In the introduction to her talk, Rylko-Bauer described her mother’s life as a Polish story, a war story and an immigrant story, but also as a Detroit story. She writes about her father, Władysław Rylko, a Polish Army colonel, who met and married Dr. Lenartowicz in Germany after the war. The third part of the book, titled “Surviving Survival,” recounts her parents’ arrival, with their child, “Basia,” in Detroit in 1950. Many of Rylko-Bauer’s listeners could relate to the authentically detailed experiences of her parents during the 1950s and 1960s, including the familiar struggle to establish themselves and make a living in the midst of a Polish American community with which they often had little in common. Large segments of that community, though well-intentioned, weren’t as welcoming and supportive as the immigrants, many of them survivors of horrific wartime ordeals and nearly all of them effectively destitute, might have hoped.
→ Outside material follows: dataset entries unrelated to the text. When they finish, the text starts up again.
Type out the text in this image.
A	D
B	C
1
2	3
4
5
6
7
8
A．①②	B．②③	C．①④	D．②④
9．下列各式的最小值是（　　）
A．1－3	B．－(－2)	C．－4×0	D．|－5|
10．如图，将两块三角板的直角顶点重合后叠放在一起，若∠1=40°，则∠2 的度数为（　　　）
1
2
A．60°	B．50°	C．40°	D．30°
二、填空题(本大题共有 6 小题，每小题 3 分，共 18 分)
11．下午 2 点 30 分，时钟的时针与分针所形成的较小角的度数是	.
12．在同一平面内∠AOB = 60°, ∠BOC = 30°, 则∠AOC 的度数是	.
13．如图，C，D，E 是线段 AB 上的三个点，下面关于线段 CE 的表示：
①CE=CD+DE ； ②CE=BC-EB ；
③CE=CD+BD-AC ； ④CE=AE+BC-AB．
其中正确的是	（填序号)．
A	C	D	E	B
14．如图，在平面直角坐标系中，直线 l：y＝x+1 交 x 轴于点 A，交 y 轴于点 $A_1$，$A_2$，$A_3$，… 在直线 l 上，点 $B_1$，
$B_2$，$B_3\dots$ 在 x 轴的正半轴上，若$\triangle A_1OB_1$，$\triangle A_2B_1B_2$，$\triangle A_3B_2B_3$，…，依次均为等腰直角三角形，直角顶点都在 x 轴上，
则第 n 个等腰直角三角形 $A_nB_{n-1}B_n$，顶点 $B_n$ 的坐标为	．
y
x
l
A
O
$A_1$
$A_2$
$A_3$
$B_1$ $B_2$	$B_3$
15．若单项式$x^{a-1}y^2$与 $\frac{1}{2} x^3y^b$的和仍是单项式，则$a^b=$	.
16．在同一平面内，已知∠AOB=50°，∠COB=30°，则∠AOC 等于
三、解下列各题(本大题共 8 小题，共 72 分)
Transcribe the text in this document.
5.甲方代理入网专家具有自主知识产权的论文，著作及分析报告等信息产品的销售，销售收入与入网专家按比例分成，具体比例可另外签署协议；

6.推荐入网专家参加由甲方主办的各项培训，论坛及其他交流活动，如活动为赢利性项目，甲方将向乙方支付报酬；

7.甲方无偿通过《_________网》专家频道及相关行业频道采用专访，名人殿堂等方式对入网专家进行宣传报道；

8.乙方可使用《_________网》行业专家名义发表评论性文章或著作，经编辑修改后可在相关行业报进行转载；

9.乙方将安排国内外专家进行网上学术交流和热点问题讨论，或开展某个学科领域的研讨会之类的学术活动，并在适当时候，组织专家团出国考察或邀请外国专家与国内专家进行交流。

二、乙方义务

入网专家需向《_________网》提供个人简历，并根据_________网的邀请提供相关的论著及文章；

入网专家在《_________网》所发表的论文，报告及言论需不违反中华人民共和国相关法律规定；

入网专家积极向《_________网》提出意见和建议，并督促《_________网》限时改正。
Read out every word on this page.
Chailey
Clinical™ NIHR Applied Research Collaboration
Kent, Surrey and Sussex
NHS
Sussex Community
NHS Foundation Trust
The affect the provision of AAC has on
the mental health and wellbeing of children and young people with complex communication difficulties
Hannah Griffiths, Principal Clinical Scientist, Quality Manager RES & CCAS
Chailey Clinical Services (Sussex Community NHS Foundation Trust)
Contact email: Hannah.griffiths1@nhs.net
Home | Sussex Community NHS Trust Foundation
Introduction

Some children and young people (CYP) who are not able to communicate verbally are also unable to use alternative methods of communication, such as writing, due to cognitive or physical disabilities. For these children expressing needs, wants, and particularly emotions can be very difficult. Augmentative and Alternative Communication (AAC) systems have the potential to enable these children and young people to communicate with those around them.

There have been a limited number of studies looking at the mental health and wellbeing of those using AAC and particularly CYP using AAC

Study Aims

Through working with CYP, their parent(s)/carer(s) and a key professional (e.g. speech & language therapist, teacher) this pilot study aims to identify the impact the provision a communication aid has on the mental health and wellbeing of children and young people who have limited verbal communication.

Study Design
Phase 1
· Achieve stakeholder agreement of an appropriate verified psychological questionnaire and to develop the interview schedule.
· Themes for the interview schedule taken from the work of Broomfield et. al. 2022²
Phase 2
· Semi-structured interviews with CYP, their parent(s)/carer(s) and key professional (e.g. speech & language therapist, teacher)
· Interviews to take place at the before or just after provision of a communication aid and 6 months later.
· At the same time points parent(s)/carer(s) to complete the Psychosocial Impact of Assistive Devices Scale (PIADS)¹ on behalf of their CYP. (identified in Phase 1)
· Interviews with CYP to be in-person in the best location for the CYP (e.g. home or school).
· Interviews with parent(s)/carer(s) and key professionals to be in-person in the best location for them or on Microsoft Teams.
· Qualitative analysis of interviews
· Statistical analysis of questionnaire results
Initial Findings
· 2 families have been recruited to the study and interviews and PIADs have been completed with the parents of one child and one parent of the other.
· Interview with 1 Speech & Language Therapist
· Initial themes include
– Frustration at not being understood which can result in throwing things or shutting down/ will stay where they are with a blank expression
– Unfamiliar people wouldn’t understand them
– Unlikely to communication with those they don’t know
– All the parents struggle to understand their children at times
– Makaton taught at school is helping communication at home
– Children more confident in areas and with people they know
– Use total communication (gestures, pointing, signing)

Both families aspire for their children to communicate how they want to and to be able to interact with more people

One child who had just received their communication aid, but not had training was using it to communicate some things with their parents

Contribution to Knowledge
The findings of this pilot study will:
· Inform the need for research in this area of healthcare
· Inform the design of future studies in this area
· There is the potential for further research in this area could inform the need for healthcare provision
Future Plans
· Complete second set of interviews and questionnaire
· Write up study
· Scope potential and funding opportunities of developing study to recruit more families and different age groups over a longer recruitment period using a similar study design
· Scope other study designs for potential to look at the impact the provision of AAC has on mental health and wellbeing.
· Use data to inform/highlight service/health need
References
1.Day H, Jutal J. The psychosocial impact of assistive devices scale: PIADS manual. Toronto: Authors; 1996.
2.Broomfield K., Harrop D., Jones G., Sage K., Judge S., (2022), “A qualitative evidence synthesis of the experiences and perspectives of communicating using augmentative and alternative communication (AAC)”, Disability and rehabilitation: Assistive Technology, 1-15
The author leads the reader through those difficult times when her parents and others like them, far from their native Poland which had emerged from brutal Nazi occupation only to fall under the repressive control of Soviet Communism, worked hard to build a future for themselves and, more important, for their children. Many of those children were in the audience that evening. In fact, the Amber Circle, which sponsored the presentation, is a group of Polish American women, many of whom are either children of World War II survivors like Rylko-Bauer’s parents or are otherwise related (for example, by marriage or through Polish scouting) to those postwar immigrants.
For those familiar with the subjects, the book rings true in every detail. It is well-researched (not surprisingly, as Rylko-Bauer, who holds a PhD. in medical anthropology, has written numerous scholarly books and papers) and offers abundant details of what life for her mother and, by extension, thousands of other Polish women was like in the hands of the Nazis.
Recently the Library of Michigan named Rylko-Bauer’s book as a Michigan Notable Book for 2015. The previous evening the author addressed a large audience at the Warren Public Library’s Civic Center branch, as part of the library’s series of meetings with authors. After that presentation she noted the irony that her book seems to attract more interest among Americans who have few or no Polish ancestors than among relatively recent Polish immigrants.